INDReporter

Turnout turns down for sheriff's race

by Christiaan Mader

With 15 percent of the voting public still up for grabs and an assuredly dwindling electorate, the sheriff's race looks to be up in the air.

Lafayette Parish shows dismal voting returns
Louisiana Secretary of State

It doesn’t matter which race you look at, the narrative of this election cycle was directed by dismal turnout. You can blame it on the rain (you gotta blame it on something), the Tigers’ non-conference home game or electoral agnosticism (laziness), but Lafayette's participation level proves that voters are more than willing to disenfranchise themselves. Your vote definitely won’t count if you don’t cast it.

It’s unclear how all this disinterest affected the sheriff’s race which, despite the equalizing phenomenon of voter absence, concluded as expected — with a runoff between Chad Leger and Mark Garber. From a distance, the numbers themselves lined up as the polls predicted. Garber held a lead with a 46 percent plurality, seven points ahead of Leger. Breaking it down by region and individual precinct, Garber claimed at least plural victories in 91 of 128 precincts with majorities in 39 of those. Leger won 37 precincts, 14 by majority.

Not surprisingly, Leger did very well in Scott, Judice, Duson and Milton, sweeping Garber in Duson and Judice. Garber managed to eek out three of Scott’s 12 precincts, but Leger was a world-beater in the remaining nine.

Garber’s base, by contrast, is wider in geography but not as staunchly committed. Garber held fast in Broussard, Carencro and all three subdivisions of Lafayette city limits, but not with the same margins Leger boats in his strongholds.

Of course, while I can document all the numbers you want, it doesn’t really tell us too much about what might happen come Nov. 21. Assuming the same electorate shows up, Leger and Garber will have just over 15 percent of the pie to claim, left on the table by the departure of lower card candidates John Rogers and Rick Chargois. That’s 8,500 members of the dutiful voting public who have become ostensibly undecided as of the morning of Oct. 25.

Conventional wisdom has held that Chargois’ supporters will cross over with Leger. Both men have openly criticized outgoing Sheriff Mike Neustrom’s decision to reject detainer requests of suspected undocumented immigrants, unless accompanied by warrant or judicial signature, introducing verbiage and statistics by anti-immigration distortion wizards Center for Immigration Studies into the electoral conversation. That issue was late-coming and launched by Leger-endorser City Marshal Brian Pope, and caught some fire in town with controversial language used to characterize the parish as a gift wrapped and ready for plundering undocumented felons.

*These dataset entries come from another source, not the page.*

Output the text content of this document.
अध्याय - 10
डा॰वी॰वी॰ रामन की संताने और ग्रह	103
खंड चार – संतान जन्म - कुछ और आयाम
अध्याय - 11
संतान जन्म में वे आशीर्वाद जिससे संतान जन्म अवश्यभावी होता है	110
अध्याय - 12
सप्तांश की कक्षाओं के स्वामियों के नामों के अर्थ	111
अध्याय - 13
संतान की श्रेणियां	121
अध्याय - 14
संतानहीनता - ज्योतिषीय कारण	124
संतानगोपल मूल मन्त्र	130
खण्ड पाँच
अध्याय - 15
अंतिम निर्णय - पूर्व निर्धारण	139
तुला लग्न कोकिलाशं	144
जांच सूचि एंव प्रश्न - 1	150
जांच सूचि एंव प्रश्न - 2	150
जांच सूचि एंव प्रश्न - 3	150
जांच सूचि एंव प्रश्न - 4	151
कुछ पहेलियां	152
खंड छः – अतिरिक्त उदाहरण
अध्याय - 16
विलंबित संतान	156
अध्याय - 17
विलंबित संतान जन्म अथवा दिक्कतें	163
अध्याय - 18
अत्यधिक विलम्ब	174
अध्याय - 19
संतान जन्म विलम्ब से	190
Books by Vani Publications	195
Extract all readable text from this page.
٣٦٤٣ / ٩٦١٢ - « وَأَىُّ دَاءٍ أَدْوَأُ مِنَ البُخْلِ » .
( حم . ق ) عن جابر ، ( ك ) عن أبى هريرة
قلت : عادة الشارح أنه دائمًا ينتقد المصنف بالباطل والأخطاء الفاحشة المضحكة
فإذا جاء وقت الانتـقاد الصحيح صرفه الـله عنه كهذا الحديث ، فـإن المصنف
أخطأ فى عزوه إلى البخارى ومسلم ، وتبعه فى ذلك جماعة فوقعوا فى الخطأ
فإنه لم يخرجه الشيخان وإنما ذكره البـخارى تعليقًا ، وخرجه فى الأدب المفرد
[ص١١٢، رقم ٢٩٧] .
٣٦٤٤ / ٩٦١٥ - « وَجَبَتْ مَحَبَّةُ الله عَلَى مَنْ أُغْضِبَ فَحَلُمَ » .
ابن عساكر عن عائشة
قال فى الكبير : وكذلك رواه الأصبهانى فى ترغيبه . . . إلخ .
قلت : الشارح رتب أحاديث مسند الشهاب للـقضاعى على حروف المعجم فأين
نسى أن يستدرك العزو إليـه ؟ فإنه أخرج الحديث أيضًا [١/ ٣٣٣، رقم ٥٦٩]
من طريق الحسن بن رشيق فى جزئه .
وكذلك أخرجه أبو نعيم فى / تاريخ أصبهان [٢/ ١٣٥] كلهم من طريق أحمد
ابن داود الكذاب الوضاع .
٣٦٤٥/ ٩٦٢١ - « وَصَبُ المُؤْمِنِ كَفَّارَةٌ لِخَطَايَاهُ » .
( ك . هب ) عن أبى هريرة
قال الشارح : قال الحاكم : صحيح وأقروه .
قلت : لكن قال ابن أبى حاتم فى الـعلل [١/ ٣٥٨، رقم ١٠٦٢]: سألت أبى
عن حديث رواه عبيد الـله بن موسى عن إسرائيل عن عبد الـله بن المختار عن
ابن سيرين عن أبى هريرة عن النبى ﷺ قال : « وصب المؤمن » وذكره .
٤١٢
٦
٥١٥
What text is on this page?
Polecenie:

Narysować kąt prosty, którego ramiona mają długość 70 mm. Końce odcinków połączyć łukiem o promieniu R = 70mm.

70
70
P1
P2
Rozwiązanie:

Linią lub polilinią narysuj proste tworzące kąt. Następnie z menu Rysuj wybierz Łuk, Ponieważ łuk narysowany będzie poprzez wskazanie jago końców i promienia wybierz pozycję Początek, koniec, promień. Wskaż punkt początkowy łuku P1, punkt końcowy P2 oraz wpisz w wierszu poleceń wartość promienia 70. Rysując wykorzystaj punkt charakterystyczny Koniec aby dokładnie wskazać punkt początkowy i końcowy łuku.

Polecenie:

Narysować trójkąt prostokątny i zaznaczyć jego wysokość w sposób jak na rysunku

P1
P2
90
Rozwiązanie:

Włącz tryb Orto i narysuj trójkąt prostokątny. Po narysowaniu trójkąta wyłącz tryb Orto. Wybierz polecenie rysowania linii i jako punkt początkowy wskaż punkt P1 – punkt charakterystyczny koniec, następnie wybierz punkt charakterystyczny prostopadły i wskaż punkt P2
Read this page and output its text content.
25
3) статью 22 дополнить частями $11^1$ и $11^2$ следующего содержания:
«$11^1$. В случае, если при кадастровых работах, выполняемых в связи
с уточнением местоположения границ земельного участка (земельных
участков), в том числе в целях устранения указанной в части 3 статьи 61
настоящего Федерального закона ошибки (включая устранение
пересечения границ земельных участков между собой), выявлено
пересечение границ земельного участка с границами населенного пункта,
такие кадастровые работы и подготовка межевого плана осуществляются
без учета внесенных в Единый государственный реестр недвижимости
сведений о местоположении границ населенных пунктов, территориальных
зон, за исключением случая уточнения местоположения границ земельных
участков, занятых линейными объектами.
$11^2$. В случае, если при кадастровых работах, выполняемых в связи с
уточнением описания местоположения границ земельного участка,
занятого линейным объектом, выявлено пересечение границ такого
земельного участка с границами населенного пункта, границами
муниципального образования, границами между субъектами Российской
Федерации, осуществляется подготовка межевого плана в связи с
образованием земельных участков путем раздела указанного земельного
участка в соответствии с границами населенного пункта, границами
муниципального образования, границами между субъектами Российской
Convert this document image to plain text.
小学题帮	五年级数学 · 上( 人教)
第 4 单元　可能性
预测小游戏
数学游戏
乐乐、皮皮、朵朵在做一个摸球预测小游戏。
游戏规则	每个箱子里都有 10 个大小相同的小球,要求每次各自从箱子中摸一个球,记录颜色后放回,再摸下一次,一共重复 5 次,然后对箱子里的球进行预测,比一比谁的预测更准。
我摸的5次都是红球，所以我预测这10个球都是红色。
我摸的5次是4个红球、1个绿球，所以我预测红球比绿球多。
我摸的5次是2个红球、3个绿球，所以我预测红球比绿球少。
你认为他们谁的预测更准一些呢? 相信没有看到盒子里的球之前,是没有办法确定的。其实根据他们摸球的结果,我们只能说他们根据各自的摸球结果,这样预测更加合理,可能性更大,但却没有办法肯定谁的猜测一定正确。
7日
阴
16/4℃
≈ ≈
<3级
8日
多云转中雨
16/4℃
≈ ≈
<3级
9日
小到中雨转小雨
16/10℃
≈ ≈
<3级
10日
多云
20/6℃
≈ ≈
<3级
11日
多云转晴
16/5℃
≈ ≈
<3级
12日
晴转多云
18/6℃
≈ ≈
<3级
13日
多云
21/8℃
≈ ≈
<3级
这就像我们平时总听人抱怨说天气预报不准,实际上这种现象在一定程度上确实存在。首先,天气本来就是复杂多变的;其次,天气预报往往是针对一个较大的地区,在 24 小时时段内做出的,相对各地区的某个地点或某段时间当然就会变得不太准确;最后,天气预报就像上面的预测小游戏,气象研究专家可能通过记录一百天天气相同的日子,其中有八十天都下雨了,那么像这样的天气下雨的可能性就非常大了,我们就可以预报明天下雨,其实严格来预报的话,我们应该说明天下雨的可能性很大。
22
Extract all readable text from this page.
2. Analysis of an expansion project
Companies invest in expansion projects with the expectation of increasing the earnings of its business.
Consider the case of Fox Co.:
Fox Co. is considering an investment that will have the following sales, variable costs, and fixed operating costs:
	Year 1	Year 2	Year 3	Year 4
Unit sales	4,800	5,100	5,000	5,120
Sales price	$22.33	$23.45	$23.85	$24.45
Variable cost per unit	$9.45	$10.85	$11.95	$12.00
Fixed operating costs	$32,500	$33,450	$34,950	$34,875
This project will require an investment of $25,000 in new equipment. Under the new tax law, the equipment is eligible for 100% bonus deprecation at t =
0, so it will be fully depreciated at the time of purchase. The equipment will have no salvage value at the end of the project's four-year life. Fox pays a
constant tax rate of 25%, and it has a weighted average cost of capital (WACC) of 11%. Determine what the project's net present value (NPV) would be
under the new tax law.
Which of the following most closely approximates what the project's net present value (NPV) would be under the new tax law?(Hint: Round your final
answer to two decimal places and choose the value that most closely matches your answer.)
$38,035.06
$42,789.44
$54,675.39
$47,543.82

While it’s unclear to what extent that message has resonated outside of Leger’s and Chargois’ support bases, the issue will certainly remain in the public eye for the next few weeks. Purveying fear of immigrant crime and allegations of departmental under-staffing, poor structural security and rampant contraband in the jail (coming to a head in a video released by attorney L. Clayton Burgess in preparation for suit of LPSO and LCG), Leger’s campaign will likely continue to build policy planks out of Neustrom’s administrative coffin and attempt to bury Garber in it.

Beyond considerations of whose supporters will go to which remaining candidate — at press time, neither Chargois nor Rogers has endorsed a run-off contender — it’s not a given that the vox populi will comprise of as many voices for the general election. The last election that featured a state-wide runoff on the ballot was 2014’s senatorial contest, which saw 51 percent statewide turnout for the Nov. 4 primary, with 50 percent turnout in Lafayette parish. That number dipped dramatically in the ensuing December runoff between then-Sen. Mary Landrieu and now-Sen. Bill Cassidy. Only 43 percent of statewide voters showed up to re-vote, and Cassidy's second place primary standing turned to victory.

That meager participation was still four points higher than the 2015 primary. If historical trends hold, we may be looking at even lower record lows. No matter what, this election will be decided by whoever decides to show up, however few that may be.